Clinton On Campaign Trail For An Expansion Of Nato At West Point, He Champions The Entry Of Former Soviet Bloc Nations
In a commencement address to the Army’s next generation of officers, President Clinton launched a long-term campaign Saturday to persuade the American people to support expansion of NATO, which he said is essential to assuring U.S. security in the 21st century.
NATO, the Cold War military alliance formed to deter the Soviet Union from aggression in Europe, is planning to invite three fledgling democracies once locked behind the Iron Curtain - Poland, Hungary and the Czech Republic - to join as full members by 1999. The invitation will be offered at NATO’s summit in Madrid, Spain, on July 8-9.
Any NATO expansion would commit U.S. forces to defend new alliance partners against any future attack - an expensive extension of America’s military shield to borders never before guaranteed by Washington.
While little domestic opposition to NATO expansion has surfaced so far, the White House anticipates a fight over the next two years before the Senate approves such a radical change in the NATO treaty.
Clinton sought to frame the coming NATO debate on his terms in a 23-minute speech to the 800 men and 96 women graduating from the U.S. Military Academy in West Point and embarking on careers as Army officers.
“Today, our flag of freedom and power flies higher than ever, but because our nation stands at the pinnacle of its power, it also stands at the pinnacle of its responsibility,” Clinton said.
“I firmly believe NATO enlargement is in our national interests. But because it is not without cost and risk, it is appropriate to have an open, full national discussion before proceeding.”
The cost to the United States will be $200 million a year for a decade, Clinton said, citing a Pentagon estimate. Independent analysts, including the Congressional Budget Office and the RAND Corp., a California think tank, have said the costs could be much higher, especially if conflict erupts.
Clinton put the risk to America in personal terms for his young audience, who sat before him on the football field at Michie Stadium dressed in gray tunics, white straps across their chests, and purple sashes at their waists:
“In the years ahead, it means that you could be asked to put your lives on the line for a new NATO member, just as today you can be called upon to defend the freedom of our allies in Western Europe,” Clinton said.

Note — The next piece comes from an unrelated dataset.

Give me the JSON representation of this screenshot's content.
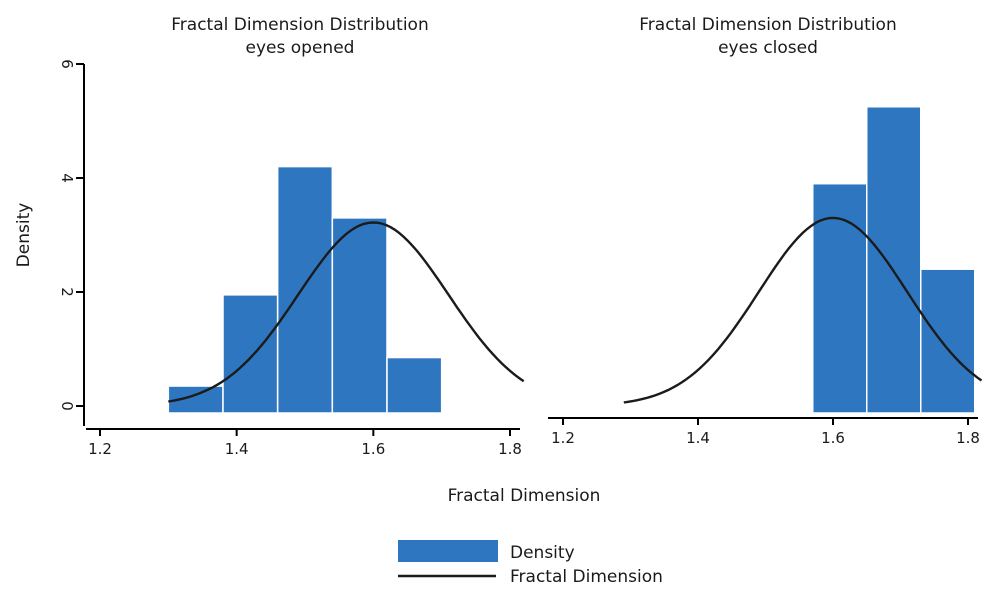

“I weighed these costs very carefully. … I concluded that the benefits of enlargement … decisively outweigh the burdens.”
Clinton ticked off four reasons he believes NATO expansion is wise:
First, “it will strengthen our alliance” and make it better able to meet challenges such as Bosnia, where Poland, Hungary and the Czech Republic already are helping.
Second, it will help “provide a secure climate where freedom, democracy and prosperity” can take root in such states that were formerly captive to Soviet communism.
Third, enlarging NATO “will encourage prospective members to resolve their differences peacefully.”
Fourth, an expanded NATO working in partnership with Russia and other quasi-partners “will erase the artificial line in Europe that Stalin drew, and bring Europe together in security, not keep it apart in instability.”